Aku tergeragap. Mang Edy, penjual bubur ayam keliling yang jadi langgananku sarapan, melongokkan wajahnya dari balik pintu pagar. Bukan waktu yang tepat, karena selepas Subuh tadi mantan istriku sudah mengirimkan makanan untuk sarapan aku dan Aal. Dikirim dengan menggunakan ojek online, kami menerima ayam goreng dalam jumlah banyak dengan lalapan dan buah potong. Setiap hari memang mantan istriku melayani pesanan katering untuk pekerja kantoran di sekitar rumahnya.
“Libur dulu, Mang. Ini tadi sudah ada kiriman makanan. Kemarin aja ditunggu nggak lewat,” jawabku sambil tersenyum. Mang Edy terkekeh, lalu membuka pintu pagarku agak lebar, setengah badannya masuk ke dalam halaman rumah. Mang Edy adalah penjual bubur ayam langgananku sekitar setahun ini. Umurnya sekitar 50 tahunan dan tipe orang yang banyak omong dan terlihat seperti selalu sumingrah, tak terlihat ada sedih-sedihnya. Katanya asli Sumedang, tapi kadang berbicara dengan satu dua potong kata bahasa Jawa., entah bagaimana dia bisa tahu itu.

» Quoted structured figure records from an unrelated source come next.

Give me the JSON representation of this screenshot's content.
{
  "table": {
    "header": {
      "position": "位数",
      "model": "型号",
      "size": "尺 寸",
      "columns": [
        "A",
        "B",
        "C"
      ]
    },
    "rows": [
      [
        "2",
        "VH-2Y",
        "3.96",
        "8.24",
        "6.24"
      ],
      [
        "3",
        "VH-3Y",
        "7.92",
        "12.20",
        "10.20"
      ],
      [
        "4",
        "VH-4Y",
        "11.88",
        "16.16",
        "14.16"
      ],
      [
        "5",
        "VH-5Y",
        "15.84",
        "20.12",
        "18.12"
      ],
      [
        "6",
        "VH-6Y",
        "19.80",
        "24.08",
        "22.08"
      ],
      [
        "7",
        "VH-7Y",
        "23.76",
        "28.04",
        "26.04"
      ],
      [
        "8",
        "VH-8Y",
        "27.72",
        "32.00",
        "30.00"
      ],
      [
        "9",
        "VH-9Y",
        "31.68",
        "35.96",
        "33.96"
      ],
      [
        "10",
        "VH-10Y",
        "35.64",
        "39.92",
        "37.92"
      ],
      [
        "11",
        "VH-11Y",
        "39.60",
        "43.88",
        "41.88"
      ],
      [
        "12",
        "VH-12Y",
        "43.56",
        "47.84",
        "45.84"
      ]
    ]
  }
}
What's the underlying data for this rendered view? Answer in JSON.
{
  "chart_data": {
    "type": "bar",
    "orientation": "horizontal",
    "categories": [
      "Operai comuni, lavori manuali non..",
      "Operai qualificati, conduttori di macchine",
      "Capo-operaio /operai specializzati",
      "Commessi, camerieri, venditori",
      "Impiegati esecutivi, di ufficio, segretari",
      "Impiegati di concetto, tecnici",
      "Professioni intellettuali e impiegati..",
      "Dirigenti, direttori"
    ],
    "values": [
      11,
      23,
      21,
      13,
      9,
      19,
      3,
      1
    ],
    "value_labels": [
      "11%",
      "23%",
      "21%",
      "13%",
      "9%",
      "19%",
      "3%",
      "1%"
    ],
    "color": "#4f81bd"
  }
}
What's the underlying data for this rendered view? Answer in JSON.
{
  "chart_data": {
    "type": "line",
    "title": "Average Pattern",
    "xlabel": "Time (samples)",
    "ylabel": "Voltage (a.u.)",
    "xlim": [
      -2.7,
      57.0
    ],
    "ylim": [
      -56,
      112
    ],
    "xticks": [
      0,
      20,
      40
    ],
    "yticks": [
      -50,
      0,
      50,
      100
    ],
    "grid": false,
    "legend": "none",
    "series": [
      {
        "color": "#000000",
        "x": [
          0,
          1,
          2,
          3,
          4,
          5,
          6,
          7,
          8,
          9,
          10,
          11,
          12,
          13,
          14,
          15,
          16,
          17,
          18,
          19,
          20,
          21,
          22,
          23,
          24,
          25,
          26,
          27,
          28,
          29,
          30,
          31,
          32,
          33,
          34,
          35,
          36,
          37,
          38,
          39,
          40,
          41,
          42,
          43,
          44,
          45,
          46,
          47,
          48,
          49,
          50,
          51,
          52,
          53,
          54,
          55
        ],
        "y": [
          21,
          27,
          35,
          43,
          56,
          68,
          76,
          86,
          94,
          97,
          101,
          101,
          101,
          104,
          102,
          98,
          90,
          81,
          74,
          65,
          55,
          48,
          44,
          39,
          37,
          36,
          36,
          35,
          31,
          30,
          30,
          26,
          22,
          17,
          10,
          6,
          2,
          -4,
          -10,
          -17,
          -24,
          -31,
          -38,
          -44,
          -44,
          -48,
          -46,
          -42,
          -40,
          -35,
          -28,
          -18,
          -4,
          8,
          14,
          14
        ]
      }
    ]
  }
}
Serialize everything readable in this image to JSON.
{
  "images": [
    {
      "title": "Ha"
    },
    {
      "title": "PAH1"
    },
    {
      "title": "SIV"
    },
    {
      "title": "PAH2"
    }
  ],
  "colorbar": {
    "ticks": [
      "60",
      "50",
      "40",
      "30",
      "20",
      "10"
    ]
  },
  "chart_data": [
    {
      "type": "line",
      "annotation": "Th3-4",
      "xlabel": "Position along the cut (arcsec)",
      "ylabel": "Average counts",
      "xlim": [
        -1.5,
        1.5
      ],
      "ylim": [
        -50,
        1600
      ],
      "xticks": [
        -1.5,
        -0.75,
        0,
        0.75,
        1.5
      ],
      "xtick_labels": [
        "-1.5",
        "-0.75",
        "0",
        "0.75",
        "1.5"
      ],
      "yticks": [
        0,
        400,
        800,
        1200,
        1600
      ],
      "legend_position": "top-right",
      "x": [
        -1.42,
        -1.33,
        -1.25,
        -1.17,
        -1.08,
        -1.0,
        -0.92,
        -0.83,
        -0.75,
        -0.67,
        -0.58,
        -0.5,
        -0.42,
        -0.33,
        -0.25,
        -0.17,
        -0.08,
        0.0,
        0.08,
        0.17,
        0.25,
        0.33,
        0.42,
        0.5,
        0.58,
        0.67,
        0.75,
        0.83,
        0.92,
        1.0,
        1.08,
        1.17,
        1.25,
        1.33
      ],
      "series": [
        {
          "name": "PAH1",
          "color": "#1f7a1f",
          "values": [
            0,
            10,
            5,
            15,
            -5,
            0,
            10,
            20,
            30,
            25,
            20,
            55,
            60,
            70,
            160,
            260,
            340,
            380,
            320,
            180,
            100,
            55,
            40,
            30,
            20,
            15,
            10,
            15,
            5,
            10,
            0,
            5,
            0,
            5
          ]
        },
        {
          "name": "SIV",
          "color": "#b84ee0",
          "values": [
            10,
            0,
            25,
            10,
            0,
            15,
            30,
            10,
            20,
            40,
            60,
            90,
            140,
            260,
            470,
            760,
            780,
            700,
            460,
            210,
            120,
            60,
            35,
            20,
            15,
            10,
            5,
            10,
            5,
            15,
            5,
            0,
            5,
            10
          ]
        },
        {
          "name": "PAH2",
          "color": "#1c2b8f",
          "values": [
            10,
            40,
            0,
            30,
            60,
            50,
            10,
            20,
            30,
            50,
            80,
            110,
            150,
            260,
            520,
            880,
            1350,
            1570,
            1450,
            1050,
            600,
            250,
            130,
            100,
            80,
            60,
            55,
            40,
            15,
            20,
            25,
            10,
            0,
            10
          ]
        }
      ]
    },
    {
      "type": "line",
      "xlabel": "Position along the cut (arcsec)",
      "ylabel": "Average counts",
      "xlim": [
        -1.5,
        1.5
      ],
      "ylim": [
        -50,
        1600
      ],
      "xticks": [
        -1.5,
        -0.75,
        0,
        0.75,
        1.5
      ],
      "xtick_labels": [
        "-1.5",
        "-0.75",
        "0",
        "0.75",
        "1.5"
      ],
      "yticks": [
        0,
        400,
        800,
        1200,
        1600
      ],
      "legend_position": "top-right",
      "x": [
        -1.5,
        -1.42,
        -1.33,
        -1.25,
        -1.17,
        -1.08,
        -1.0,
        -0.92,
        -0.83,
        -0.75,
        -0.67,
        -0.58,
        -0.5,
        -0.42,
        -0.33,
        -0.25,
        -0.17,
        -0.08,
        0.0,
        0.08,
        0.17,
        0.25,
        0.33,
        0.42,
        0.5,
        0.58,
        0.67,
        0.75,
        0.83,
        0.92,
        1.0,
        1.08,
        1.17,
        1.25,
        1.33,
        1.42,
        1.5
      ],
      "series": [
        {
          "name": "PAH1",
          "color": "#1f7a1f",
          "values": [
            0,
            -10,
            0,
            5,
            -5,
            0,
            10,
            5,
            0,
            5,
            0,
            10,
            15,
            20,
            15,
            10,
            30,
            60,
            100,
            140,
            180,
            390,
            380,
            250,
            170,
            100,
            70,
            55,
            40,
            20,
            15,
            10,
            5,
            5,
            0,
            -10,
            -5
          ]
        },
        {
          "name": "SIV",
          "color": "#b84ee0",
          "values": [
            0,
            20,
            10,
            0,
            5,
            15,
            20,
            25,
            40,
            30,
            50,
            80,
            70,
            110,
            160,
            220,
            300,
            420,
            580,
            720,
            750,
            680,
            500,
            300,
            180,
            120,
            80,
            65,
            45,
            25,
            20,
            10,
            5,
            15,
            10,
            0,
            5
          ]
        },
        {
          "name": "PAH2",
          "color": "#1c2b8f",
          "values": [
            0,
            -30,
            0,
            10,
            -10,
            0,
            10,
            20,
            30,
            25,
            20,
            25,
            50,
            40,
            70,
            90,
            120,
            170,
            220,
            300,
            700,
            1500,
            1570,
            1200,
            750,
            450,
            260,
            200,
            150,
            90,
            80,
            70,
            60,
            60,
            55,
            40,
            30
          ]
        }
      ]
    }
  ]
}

“Kemarin … anu, jualan siang. Maaf tidak ngomong-ngomong ke Bapak. Lha piye, ada tugas negara menanti soalnya,” ujarnya.
“Tumben siang? Kok nggak lewat sini?”
“Ssst … kemarin jualan siang di dekat lokasi demo. Nggak dekat-dekat amat sih, Pak. Cuma di sekitaran sono tuh. Bukan jualan, eh … niatnya jualan, tapi lihat anak-anak muda pada kepanasan dan kelaperan, ya udah saya kasih aja gratisan,” cerita Mang Edy dengan nada bicara diturunkan seperti tak ingin kedengaran orang lain.
“Hah? Kenapa bisik-bisik begitu cara berceritanya?” tanyaku tergelitik sambil tersenyum.
“Hmmm … takut ada tukang bakso lewat bawa HT. Bisa keciduk … hihihihi. Pak … tapi bener lho, kalau lihat anak-anak muda kayak kemarin, duh rasanya saya ingin kembali muda lagi dan berjuang bersama mereka,” imbuhnya.